Слуга предложил ему свежего кофе и зефир, и некоторое время Вудхаус попивал из тонкостенной чашечки. Собеседники вежливо ждали, в свою очередь наслаждаясь прекрасным напитком.
– Лично меня вид дирижабля заворожил: какая мощь, какая сила технически-магического прогресса! Горни же смотрела на приближающийся аппарат как мышь, ослепленная фонарём. Она вцепилась в перила с такой силой, что едва не оторвала поручни и взбиралась по трапу четверть часа, не меньше, еле-еле переставляя ноги. В гондоле села спиной к окну и пристегнулась, хотя до отлёта был ещё час, и так и сидела до самого взлёта. Когда заработали моторы, я посмотрел на неё и был поражён – никогда не видел у людей таких глаз. У Горни они и так большие, а тут стали вообще больше лица и всё расширялись. Я было собрался ей посочувствовать, но тут дирижабль стал подниматься в воздух и леди начала визжать – сначала почти не слышно, а потом всё громче и громче. Эти звуки сносили всё на своём пути. Примчался стюард, потом помощник капитана, потом сам капитан. Они развели вокруг неё такую суету, умоляя успокоиться и замолчать, но, кажется, это давало только обратный эффект.
Натаниэль ни за что бы не признался, что тогда ему стало жаль несносную гномку, а идея подшутить и помочь преодолеть ее страх показалась совершенно дурацкой. Сейчас он, конечно, всем своим видом показывал, как ему был неприятен этот спектакль, а присутствующие всеми фибрами организмов выражали сочувствие. Не Эбигейл, а ему, бедняжке, конечно.

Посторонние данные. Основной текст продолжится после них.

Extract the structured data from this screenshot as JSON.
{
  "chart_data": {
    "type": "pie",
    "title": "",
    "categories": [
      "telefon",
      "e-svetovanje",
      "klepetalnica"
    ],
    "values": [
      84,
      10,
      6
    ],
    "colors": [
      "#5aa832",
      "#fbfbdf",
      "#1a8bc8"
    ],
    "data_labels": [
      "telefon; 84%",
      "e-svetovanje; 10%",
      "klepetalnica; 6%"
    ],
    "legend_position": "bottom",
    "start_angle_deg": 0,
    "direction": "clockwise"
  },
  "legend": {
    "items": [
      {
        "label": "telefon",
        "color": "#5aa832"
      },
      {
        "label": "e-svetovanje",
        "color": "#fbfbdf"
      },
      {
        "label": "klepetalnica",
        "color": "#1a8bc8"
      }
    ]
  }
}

А еще ему подумалось, что он прекрасно понимает фобии и ему бы не хотелось, чтобы его так же высмеивали.
– В конце концов, когда дирижабль почти поднялся, она бросилась к выходу и с воплем попыталась выломить его походным молотом, – уже с неохотой завершил он. – Пришлось ее усыпить до самого Кемса. Осталось сказать, что остаток дня она была абсолютно не работоспособна, и нам пришлось задержаться в городе.

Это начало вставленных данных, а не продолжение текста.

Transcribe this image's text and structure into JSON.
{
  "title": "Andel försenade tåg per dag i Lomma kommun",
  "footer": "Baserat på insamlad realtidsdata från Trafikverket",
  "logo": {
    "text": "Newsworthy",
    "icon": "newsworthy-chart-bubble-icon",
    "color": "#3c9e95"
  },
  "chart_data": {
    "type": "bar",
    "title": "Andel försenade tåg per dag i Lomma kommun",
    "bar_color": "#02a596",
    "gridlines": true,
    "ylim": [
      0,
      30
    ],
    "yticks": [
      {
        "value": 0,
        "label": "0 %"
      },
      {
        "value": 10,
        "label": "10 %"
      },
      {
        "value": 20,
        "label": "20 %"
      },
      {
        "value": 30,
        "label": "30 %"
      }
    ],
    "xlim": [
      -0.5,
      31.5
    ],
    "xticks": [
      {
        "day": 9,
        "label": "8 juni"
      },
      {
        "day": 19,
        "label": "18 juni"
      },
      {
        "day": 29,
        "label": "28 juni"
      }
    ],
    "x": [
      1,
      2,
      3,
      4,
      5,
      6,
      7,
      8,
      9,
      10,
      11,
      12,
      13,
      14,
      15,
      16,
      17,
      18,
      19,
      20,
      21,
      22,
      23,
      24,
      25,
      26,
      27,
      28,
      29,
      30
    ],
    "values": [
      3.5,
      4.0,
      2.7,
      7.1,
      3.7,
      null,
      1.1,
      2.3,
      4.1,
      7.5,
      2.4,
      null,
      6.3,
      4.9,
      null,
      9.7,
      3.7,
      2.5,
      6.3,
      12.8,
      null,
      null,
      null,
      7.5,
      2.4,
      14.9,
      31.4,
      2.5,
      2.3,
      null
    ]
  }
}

– Паника, потеря ориентации и работоспособности, – подвёл черту Триггвиэль Вудхаус. – И всё это от комфортабельного полёта! Прибавьте к этому гиппофобию и что в сумме? – он посмотрел на всех с превосходством первого ученика.
– Что? – Натаниэль действительно не понимал. Через секунду до него дошло. – Пегасы?

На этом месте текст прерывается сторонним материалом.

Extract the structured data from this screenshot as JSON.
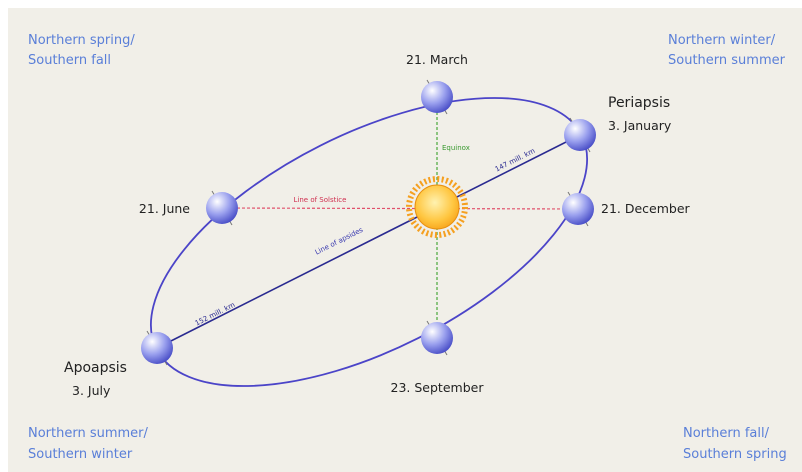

– В точку, сын! Ты говорил, что волосы из их грив используются для изготовления амулетов подъёма в воздух дирижаблей?
– Да, но их очень сложно получить, эти волосы. Как вы знаете, пегасы полу-разумные существа со странным чувством собственной важности, они не слишком охотно контактируют с любыми другими расами. Каждый раз, отправляясь в их долину, маги гадают, что выкинут эти крылатые лошадки, какое испытание взбредёт им в голову. Но одно неизменно – нужно свершить полёт на одном из них ради признания членом их племени, потому что делиться драгоценными волосами из гривы с чужаками они, видите ли, не могут.
– Вот и предложи королеве отправить к ним Горни, – лерд Вудхаус тонко улыбнулся. – А не выпить ли нам игристого по этому поводу? А затем, – он недовольно покосился на окно, которое не защищало от завываний из луженых глоток соседей, – сыграешь нам на арфе, мой сын, моя гордость? Давненько мы не пели наших родовых гимнов.
– С удовольствием, – тоскливо ответил Натаниэль и накинул еще рюмочку ликера.